Thursday, June 2, 2011

Product Testing: Letraset Aqua Markers

The Letraset Aqua Markers that I had been waiting for arrived two weekends ago in a box substantial enough to be exciting. Inside, I found the double-end markers all lined up in their clear plastic packaging which can actually function as a carrying case, although I doubt that the groovy customer service representative at Daniel Smith, Inc. carries them into a bar that way. A guy was drawing in a bar…

Test: Two Dolls on Wet Media paper
And found a few adjectives. Juicy. Damp. Those are the first two. I guess they go with drinks. I found that the bleed-through is high so I highly recommend watercolor paper or Strathmore Wet Media paper for these guys. They blend together on smooth paper without any added water, but use a brush with water to make gradations and small washes. Try a Niji waterbrush with them: I think it is a good pairing. (I bought one years ago and have always liked using it with watercolor pencils.) I suspect that the markers will also perform well on Aquaboard or Clayboard. When working on top of the watercolor ground, keep the waterbrush ready and alternate the marker and water; it is much harder to loosen up and blend the marker strokes once dry.

Test: Gertrude & Alice on watercolor ground, wood
The blender. Hmm. Wasn't convinced about the blender pen. The recommended use is to take the tip of the blender pen and touch it to a color, then draw for a more muted effect. Maybe. I found myself thinking about the eyedropper tool in Photoshop, probably because picking up color from one area and putting it down in another sounds familiar, or maybe because I am spending too much time at the computer. The blender can be used to fill in little specks here and there, but it doesn't work the way the waterbrush does, which was what I was hoping for. What it can do, however, is make it possible to put down a lighter version: hot pink becomes baby pink, for example, without leaving a trace of the darker color.

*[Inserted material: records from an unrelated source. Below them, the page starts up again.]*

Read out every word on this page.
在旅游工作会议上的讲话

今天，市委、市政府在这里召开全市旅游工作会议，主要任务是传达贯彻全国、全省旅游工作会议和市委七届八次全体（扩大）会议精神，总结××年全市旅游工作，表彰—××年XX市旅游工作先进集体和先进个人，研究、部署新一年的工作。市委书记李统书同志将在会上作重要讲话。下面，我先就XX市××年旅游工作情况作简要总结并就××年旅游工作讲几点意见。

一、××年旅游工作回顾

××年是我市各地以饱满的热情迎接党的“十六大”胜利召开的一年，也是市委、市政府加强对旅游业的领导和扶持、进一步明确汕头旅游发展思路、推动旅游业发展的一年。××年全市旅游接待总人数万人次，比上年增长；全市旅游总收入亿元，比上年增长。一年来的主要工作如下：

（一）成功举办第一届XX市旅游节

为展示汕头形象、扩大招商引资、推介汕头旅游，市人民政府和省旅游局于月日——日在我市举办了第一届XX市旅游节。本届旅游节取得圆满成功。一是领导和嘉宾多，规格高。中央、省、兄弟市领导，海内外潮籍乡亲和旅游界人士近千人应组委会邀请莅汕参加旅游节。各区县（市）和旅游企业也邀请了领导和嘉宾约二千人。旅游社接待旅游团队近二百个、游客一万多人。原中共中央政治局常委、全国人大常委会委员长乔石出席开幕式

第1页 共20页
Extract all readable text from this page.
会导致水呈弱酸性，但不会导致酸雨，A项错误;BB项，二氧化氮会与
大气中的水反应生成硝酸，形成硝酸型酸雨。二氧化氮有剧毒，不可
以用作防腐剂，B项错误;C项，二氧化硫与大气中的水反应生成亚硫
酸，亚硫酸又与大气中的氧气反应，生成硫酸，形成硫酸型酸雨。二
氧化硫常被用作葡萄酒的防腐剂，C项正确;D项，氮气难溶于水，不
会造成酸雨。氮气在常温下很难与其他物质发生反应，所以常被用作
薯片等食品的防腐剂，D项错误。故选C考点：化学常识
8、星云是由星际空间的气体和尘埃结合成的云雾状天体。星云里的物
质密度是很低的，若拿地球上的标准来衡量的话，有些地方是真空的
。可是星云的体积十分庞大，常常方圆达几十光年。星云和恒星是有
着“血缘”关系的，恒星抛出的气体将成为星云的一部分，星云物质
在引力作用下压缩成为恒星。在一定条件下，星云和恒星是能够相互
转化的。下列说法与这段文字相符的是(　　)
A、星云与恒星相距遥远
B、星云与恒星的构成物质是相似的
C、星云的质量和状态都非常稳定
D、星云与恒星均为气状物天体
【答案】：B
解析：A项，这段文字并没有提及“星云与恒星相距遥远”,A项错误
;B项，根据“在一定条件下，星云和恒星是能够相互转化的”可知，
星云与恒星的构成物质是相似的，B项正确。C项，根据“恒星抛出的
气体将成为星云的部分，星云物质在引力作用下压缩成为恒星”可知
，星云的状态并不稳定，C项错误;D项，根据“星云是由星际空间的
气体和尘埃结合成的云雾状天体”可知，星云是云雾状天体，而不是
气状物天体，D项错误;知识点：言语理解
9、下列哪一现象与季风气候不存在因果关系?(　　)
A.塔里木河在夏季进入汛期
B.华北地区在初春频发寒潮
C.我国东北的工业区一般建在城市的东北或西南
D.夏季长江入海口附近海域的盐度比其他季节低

In comparison to other marking pens, I prefer the brush markers and fine points of the Faber-Castell Pitt artist pens. They are pigmented and lightfast, come in more colors, I can layer the colors, and I can draw with them on regular paper

I also tried the Aqua Markers with eraser carvings. Carve a white plastic eraser with a design. Work quickly and apply multiple colors of marker, a little here, a little there, until you've covered your image. Stamp onto smooth paper for a small, multicolor print. Adequate, but Tombow brush pens work a little better. As with all art supplies, it takes practice to get used to them as well as to achieve the effects you want. Ultimately, the acid-free and lightfast Aqua Markers are fun markers and are an interesting alternative to watercolor paints, a good choice for painters who like to travel.